The Longest Run is one of those films that can't wait until funding is found before shooting. You either do it now or not at all. And Marianna Oikonomou (Food for Love) did. It is an important story unfolding in a juvenile prison in the city of Volos, in Greece, where the director enjoyed access – which is not a common occurrence at all. The film was already presented at the 10th International Dok Leipzig Co-Production Meeting in October 2014.
Here is an interview that the director, Marianna Oikonomou, gave me at the 17th Thessaloniki Documentary Festival in the aftermath of receiving the award for best Doc in Progress in March 2015.

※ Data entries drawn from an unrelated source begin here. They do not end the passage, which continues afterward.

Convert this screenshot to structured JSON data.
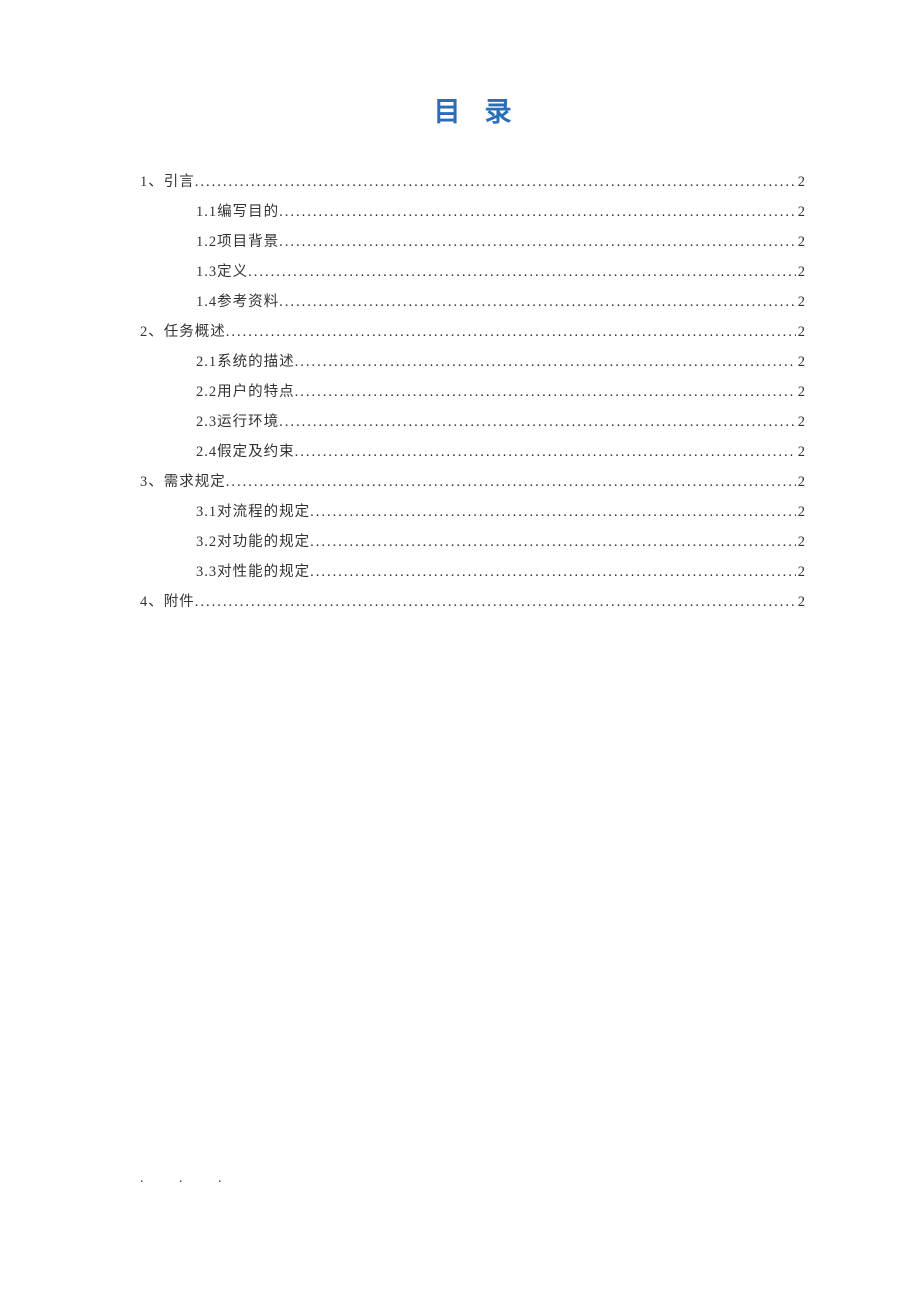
{
  "title": "目录",
  "footer": ". . .",
  "toc": [
    {
      "level": 0,
      "label": "1、引言",
      "page": "2"
    },
    {
      "level": 1,
      "label": "1.1编写目的",
      "page": "2"
    },
    {
      "level": 1,
      "label": "1.2项目背景",
      "page": "2"
    },
    {
      "level": 1,
      "label": "1.3定义",
      "page": "2"
    },
    {
      "level": 1,
      "label": "1.4参考资料",
      "page": "2"
    },
    {
      "level": 0,
      "label": "2、任务概述",
      "page": "2"
    },
    {
      "level": 1,
      "label": "2.1系统的描述",
      "page": "2"
    },
    {
      "level": 1,
      "label": "2.2用户的特点",
      "page": "2"
    },
    {
      "level": 1,
      "label": "2.3运行环境",
      "page": "2"
    },
    {
      "level": 1,
      "label": "2.4假定及约束",
      "page": "2"
    },
    {
      "level": 0,
      "label": "3、需求规定",
      "page": "2"
    },
    {
      "level": 1,
      "label": "3.1对流程的规定",
      "page": "2"
    },
    {
      "level": 1,
      "label": "3.2对功能的规定",
      "page": "2"
    },
    {
      "level": 1,
      "label": "3.3对性能的规定",
      "page": "2"
    },
    {
      "level": 0,
      "label": "4、附件",
      "page": "2"
    }
  ]
}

The story follows two teenagers, a Syrian from Kobani and a Yazidi from Northern Iraq, who spend their long days in a juvenile prison in Greece, accused of smuggling illegal immigrants, while their parents experience the war in their home countries. The Longest Run follows their lives before, during, and after their court case and exposes the tragic phenomenon of professional smugglers forcing underage illegal immigrants to transport people across the border from Turkey to Greece, thus making them smugglers themselves. This means that innocent young boys can serve sentences up to 25 years in a foreign country while their parents are equally ‘confined’ in their war-stricken countries.
The project garnered the top prize in Docs in Progress, receiving 17.000 euro in editing and post-production funding, but still needs a distributor, pre-sales, and more funding.